The Story So Far ...

We said farewell to our work friends at the RSPCA and BBC on 14 September, farewell to our families on 3 October, and set off for Africa to save cheetahs, decorate school buildings, and look around a bit. After a trip home for Christmas, we headed for South East Asia on 6 January -- where we were stunned by Qatar and Cambodia, taught novice monks in Laos, and acted as security guards at an Elephant Festival. It was back home for four weeks to look after John's dad, before we tangoed our way through five South American countries in fifteen days. We then snooped our way through New Zealand, dipped our toes into Fiji, drove-thru California and were home from home with family in Vancouver.

Now, we are home itself. Fulfilled, happy, and ready to earn the respect of our friends and family by knuckling down and earning some money once again ...

Tuesday, 19 April 2011

A Bit of Argie Bargie in BA

Manana, manana ... 

Argentinians like to protest.   I´ve been curious about this country since the early eighties, when I remember watching, on the news, the swelling crowds in Buenos Aires demanding the return of Las Malvinas.  A year or two later, in flickering black and white, during a performance of Evita, I was strangely stirred by 1940s cinefootage of Eva Peron rousing the crowds from the balcony of the Casa Rosada.

So I should not have been particularly surprised at what I saw developing before me in the Arrivals Hall of Terminal B at Ezeiza International Airport last week.  The queue for passport control was a 35 minute eyebrow-raiser, but the subsequent line to take your collected bags through customs was simply absurd.   Round the newspaper stands it swept, on past the after-shave counter of the duty free, back past Carousels 4, 5 and 6 on on towards the bored looking men by the three luggage scanners that weren´t broken.   I stood in line glumly.  So did everyone else.  And then, it began.  A slow hand-clap, which became louder, and louder, until a good thirty or forty Argentinians (all women, I think) had joined in the jamboree, with one slightly self-conscious chico inglese lending a helping hand.

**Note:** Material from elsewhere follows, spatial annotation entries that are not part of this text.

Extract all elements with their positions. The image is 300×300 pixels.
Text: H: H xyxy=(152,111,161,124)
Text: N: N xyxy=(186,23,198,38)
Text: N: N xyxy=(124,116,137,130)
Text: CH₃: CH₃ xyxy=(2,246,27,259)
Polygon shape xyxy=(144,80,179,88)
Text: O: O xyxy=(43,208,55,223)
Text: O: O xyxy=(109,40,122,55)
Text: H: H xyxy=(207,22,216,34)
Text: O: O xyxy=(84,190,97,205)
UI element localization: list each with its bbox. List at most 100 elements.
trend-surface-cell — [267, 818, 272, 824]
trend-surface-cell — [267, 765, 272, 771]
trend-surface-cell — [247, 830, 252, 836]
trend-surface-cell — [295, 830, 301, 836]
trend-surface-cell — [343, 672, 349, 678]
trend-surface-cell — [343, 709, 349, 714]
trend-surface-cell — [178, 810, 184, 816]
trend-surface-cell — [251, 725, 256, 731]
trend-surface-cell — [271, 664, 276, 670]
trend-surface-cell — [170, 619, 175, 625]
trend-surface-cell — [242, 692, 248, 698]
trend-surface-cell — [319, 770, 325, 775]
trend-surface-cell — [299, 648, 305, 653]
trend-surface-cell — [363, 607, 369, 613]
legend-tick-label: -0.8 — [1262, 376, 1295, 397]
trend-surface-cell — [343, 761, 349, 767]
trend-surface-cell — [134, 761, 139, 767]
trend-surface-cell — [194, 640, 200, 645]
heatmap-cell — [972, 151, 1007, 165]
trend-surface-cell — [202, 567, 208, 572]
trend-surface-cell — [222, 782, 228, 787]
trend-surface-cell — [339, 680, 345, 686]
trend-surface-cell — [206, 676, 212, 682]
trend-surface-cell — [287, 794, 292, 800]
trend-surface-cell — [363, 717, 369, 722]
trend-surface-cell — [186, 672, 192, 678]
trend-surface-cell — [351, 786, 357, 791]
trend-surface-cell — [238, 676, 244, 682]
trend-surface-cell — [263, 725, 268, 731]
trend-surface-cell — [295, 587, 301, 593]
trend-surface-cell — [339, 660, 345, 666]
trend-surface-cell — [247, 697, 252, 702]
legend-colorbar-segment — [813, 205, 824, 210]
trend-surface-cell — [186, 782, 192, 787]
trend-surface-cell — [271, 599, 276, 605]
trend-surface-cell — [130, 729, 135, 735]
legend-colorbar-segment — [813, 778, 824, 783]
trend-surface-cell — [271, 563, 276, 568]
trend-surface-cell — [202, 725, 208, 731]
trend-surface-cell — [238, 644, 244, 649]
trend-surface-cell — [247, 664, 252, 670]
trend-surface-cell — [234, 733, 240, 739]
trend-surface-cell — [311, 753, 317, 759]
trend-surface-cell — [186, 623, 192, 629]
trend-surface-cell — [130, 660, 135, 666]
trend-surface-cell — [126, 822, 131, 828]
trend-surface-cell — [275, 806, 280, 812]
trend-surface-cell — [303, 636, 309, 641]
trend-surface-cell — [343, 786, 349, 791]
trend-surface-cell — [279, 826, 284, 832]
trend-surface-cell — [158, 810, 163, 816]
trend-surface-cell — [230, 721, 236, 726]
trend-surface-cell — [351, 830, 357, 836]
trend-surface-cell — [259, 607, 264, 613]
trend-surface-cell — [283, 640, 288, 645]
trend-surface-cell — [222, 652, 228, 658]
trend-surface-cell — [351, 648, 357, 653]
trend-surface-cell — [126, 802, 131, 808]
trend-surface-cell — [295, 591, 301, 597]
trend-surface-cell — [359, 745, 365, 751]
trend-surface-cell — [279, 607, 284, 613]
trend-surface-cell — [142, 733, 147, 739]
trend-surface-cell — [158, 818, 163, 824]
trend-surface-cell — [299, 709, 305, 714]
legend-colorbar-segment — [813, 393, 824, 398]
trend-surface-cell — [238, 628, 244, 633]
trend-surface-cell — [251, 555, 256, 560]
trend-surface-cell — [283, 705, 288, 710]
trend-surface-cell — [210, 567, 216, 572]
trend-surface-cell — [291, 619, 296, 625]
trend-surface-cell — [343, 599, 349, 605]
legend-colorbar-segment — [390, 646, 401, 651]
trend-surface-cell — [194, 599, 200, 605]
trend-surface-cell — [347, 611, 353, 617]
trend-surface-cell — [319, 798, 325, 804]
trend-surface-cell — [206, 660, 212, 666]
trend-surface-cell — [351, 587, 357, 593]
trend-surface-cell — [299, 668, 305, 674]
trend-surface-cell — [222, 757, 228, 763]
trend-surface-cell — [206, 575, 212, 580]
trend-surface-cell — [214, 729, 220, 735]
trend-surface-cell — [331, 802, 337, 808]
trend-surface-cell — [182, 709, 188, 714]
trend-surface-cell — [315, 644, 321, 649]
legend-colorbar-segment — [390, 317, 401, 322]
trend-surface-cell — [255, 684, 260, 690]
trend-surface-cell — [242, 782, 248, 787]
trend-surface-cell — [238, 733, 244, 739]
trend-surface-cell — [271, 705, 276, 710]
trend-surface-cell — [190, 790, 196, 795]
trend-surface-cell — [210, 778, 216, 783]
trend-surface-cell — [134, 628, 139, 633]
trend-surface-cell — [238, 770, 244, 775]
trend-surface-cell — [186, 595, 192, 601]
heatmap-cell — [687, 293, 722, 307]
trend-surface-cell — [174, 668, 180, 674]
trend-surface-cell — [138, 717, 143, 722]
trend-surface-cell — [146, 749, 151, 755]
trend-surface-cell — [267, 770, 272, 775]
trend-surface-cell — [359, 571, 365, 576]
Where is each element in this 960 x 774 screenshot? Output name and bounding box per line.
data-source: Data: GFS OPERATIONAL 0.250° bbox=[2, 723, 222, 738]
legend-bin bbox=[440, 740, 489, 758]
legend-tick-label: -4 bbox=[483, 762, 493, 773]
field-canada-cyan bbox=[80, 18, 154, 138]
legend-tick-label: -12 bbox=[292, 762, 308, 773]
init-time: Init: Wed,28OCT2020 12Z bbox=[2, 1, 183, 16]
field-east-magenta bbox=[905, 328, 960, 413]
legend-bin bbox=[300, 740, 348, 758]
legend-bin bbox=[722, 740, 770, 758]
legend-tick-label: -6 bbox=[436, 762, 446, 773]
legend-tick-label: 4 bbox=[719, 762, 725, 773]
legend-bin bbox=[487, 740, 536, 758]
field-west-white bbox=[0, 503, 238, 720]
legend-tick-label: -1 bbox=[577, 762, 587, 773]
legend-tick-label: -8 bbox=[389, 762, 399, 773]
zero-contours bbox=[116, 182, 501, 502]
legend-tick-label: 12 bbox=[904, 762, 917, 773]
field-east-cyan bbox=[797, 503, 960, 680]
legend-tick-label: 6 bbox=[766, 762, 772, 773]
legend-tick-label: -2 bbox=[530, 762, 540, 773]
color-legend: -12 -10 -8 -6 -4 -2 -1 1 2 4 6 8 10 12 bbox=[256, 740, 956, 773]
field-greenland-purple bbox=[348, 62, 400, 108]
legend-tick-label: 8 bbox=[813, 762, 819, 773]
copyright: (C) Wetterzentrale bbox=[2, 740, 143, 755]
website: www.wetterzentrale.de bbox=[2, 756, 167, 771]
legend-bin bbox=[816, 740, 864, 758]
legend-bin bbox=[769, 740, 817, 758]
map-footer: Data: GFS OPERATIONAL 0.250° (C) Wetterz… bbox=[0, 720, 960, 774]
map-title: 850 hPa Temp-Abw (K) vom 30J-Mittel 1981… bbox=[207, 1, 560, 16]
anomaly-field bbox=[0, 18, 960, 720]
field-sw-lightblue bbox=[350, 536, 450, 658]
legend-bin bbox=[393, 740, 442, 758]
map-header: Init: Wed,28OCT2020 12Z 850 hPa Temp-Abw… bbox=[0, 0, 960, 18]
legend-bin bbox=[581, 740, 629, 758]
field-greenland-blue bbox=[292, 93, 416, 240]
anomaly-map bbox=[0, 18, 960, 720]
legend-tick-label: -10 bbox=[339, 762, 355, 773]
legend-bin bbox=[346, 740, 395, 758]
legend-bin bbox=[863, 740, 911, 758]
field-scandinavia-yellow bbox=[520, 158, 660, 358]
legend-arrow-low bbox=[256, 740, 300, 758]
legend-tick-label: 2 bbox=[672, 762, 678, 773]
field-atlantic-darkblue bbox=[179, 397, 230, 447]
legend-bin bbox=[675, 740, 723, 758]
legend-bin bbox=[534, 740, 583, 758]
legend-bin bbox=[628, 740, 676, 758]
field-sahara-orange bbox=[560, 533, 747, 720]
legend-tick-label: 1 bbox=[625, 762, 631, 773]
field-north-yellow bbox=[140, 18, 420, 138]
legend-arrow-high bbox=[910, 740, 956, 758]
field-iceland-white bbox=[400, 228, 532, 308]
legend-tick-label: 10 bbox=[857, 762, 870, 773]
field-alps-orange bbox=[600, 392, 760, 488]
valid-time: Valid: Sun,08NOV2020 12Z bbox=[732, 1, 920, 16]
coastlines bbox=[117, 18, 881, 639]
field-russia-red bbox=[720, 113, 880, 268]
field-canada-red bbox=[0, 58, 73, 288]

It made no difference, of course.  Just as the weekly protest by groups of elderly mothers, Las Madres de la Plaza de Mayo, appears to have had no impact whatsoever.  They´ve gathered in Buenos Aires´answer to Trafalgar Square each Thursday afternoon at 3.30pm for more than thirty years now, demanding to know what became of their sons and daughters who disappeared during the Military Dictatorships of the late seventies.  Something worth protesting about, I thought, that makes my small hand-clap seem very quiet indeed.